Il est établi à la lecture de cette histoire que  la gouvernance sobre et vertueuse qu’on nous avait promise est devenue une gouvernance sombre et vertueuse – au sens Virtù chez Nicolas Machiavel et qui renvoie à la force de la volonté humaine en tant qu’elle tente de s’imposer et de s’adapter au caractère imprévisible et changeant des événements extérieurs, le hasard constituant la fortune.
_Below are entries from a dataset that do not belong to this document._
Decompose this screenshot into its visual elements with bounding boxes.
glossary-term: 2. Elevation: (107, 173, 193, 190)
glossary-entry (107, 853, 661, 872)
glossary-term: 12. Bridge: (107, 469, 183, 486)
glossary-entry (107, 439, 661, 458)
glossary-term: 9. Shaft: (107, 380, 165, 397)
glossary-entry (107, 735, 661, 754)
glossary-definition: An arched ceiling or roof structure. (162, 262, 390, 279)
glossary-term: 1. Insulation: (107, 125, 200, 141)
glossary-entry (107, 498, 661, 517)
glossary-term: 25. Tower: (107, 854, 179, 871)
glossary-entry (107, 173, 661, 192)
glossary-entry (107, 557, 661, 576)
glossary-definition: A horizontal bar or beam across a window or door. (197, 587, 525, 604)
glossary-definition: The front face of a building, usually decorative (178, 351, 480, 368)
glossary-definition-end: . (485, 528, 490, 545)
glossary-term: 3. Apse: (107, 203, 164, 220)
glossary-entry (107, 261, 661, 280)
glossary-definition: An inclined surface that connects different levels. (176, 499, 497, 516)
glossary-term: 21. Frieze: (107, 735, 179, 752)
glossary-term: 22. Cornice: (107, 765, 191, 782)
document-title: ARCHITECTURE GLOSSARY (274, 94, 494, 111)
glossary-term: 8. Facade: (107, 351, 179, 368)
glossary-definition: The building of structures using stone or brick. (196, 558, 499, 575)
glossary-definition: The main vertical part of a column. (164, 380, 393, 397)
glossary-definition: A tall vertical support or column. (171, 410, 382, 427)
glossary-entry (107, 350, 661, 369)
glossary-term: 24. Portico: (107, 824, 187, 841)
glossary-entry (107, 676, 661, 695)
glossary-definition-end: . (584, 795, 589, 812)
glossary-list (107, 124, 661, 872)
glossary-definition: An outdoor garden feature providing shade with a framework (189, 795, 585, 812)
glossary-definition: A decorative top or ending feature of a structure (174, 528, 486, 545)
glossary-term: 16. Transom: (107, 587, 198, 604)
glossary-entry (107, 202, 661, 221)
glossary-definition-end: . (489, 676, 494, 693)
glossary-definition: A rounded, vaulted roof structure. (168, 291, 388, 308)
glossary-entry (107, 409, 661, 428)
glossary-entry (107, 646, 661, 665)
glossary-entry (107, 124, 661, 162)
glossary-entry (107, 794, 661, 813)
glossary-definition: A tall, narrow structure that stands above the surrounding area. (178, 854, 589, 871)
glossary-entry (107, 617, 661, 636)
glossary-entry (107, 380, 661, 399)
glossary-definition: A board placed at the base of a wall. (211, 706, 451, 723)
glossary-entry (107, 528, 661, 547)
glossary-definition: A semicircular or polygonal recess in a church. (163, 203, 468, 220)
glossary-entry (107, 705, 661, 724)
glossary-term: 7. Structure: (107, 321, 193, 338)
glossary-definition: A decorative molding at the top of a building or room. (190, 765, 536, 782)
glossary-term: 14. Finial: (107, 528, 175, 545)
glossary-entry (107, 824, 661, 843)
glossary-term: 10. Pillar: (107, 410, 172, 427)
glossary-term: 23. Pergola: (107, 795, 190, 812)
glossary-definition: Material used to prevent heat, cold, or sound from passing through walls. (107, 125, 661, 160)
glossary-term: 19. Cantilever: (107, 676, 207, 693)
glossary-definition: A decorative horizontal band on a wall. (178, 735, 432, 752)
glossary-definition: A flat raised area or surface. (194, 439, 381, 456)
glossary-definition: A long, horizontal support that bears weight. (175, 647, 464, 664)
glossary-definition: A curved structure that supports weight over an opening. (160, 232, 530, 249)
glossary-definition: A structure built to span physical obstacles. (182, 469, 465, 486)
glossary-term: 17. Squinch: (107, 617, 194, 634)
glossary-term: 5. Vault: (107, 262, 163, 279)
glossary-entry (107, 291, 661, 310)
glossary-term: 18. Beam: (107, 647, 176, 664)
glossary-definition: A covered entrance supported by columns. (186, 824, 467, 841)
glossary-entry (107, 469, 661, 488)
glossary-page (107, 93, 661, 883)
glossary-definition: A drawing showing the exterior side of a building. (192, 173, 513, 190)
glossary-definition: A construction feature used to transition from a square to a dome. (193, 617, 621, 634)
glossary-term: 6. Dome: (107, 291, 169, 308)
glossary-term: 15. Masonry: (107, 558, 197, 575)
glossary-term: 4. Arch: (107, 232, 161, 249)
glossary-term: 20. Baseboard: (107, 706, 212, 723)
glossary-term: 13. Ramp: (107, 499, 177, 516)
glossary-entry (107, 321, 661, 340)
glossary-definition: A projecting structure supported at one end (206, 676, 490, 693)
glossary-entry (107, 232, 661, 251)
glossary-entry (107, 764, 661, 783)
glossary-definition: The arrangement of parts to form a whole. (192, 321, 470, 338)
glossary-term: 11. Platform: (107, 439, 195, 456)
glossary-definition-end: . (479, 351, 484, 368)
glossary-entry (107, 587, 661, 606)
Humiliation de la magistrature !

Les magistrats ont toujours représenté l’autorité  aux yeux des Sénégalais. Ils ont toujours inspiré respect et admiration et ont toujours été traités avec égard sous tous les régimes précédents celui du président-roi Macky Sall.  Nous nous rappelons tous la manière  plus qu’inélégante, voire même insultante, dont le ministre Moustapha Diop avait agi pour renvoyer les magistrats de la cour des comptes venus, conformément à leurs prérogatives, s’acquitter de leur digne tâche de contrôleurs. L’indignation était générale dans la conscience de tous les patriotes à l’exception de ceux appartenant au camp du président. Ils avaient malhonnêtement minimisé cette affaire et réconforté le ministre dans son forfait. Et, que dire aussi du limogeage du procureur de la Crei qui, en pleine audience, avait reçu le décret signé de son limogeage, lequel avait déjà fait le tour des radios et télévisions avant qu’il ne lui soit notifié. Lâcheté ou méchanceté d’un régime ? Je mets, volontiers, cela dans le compte de la médiocrité et l’insouciance de nos actuels dirigeants. La gestion d’un État ne s’improvise point; elle s’apprend et se pratique dans les règles de l’art de gérer la cité. Dommage ! Notre pays semble avoir affaire à d’incompétents parvenus au pouvoir. Pourtant, ce grand pays qu’est le Sénégal mérite beaucoup plus que cela vu notre histoire et notre trajectoire démocratique et républicaine. Qu’on se le tienne pour dit, son excellence le président Macky Sall a déjà annoncé les couleurs en s’attaquant aux fondements mêmes de notre société démocratique pour y instaurer un État autoritaire et médiocratique. Qu’il sache, cependant, qu’il s’est trompé de pays et d’époque, car la résistance lui sera apportée : une résistance aussi farouche et déterminée que sa volonté d’être notre prochain JIMBORY. Le Sénégal a une grande histoire de résistance patriotique.  Le réveil de Macky JIMBORY Sall sera brutal et inconfortable.